David Greenhill

Personal information
- Full name: David Greenhill
- Date of birth: 8 July 1985 (age 40)
- Place of birth: Edinburgh, Scotland
- Height: 5 ft 7 in (1.70 m)
- Position: Midfielder

Team information
- Current team: Broxburn Athletic

Youth career
- 2002–2003: St Johnstone

Senior career*
- Years: Team / Apps / (Gls)
- 2003–2005: Clyde / 5 / (0)
- 2004: → Montrose (loan) / 12 / (1)
- 2005–2006: Alloa Athletic / 18 / (1)
- 2006–2012: Berwick Rangers / 186 / (14)
- 2012–2015: East Stirlingshire / 57 / (8)
- 2015–2020: Spartans
- 2020–: Broxburn Athletic

= David Greenhill =

Scottish footballer (born 1985)

David Greenhill (born 8 July 1985 in Edinburgh) is a Scottish professional footballer who plays in midfield for Broxburn Athletic.

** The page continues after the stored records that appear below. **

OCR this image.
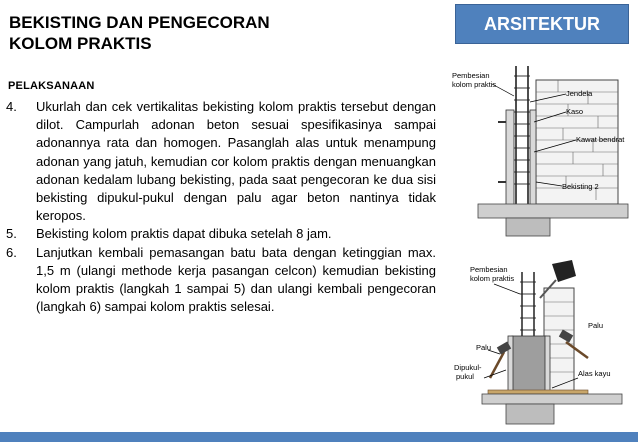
BEKISTING DAN PENGECORAN
KOLOM PRAKTIS
ARSITEKTUR
PELAKSANAAN
4.	Ukurlah dan cek vertikalitas bekisting kolom praktis tersebut dengan dilot. Campurlah adonan beton sesuai spesifikasinya sampai adonannya rata dan homogen. Pasanglah alas untuk menampung adonan yang jatuh, kemudian cor kolom praktis dengan menuangkan adonan kedalam lubang bekisting, pada saat pengecoran ke dua sisi bekisting dipukul-pukul dengan palu agar beton nantinya tidak keropos.
5.	Bekisting kolom praktis dapat dibuka setelah 8 jam.
6.	Lanjutkan kembali pemasangan batu bata dengan ketinggian max. 1,5 m (ulangi methode kerja pasangan celcon) kemudian bekisting kolom praktis (langkah 1 sampai 5) dan ulangi kembali pengecoran (langkah 6) sampai kolom praktis selesai.
Pembesian
kolom praktis
Jendela
Kaso
Kawat bendrat
Bekisting 2
Pembesian
kolom praktis
Palu
Palu
Dipukul-
pukul	Alas kayu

He was capped by the Scotland Schoolboys in 2002.

==Career==
Greenhill began his career with St Johnstone, although he did not play for the first team. He then moved to Clyde on a full-time deal and played in their under-19 side for a year, before moving up the first team in the 2004–05 season. He made his senior début coming off the bench against Raith Rovers in August 2004. He was then sent out to Montrose on a season long loan, but this was cut short, and he returned to Clyde at Christmas due to injury. He played for Clyde a further four times before leaving in July 2005.

He spent a year at Alloa Athletic before moving to Berwick Rangers, where he helped the club achieve promotion from the Third Division in the 2006–07 season. Greenhill played for Berwick for six seasons, before moving to East Stirlingshire in 2012.

On 2 June 2015, Greenhill signed for Lowland League side Spartans.

Greenhill signed with Broxburn Athletic in June 2020.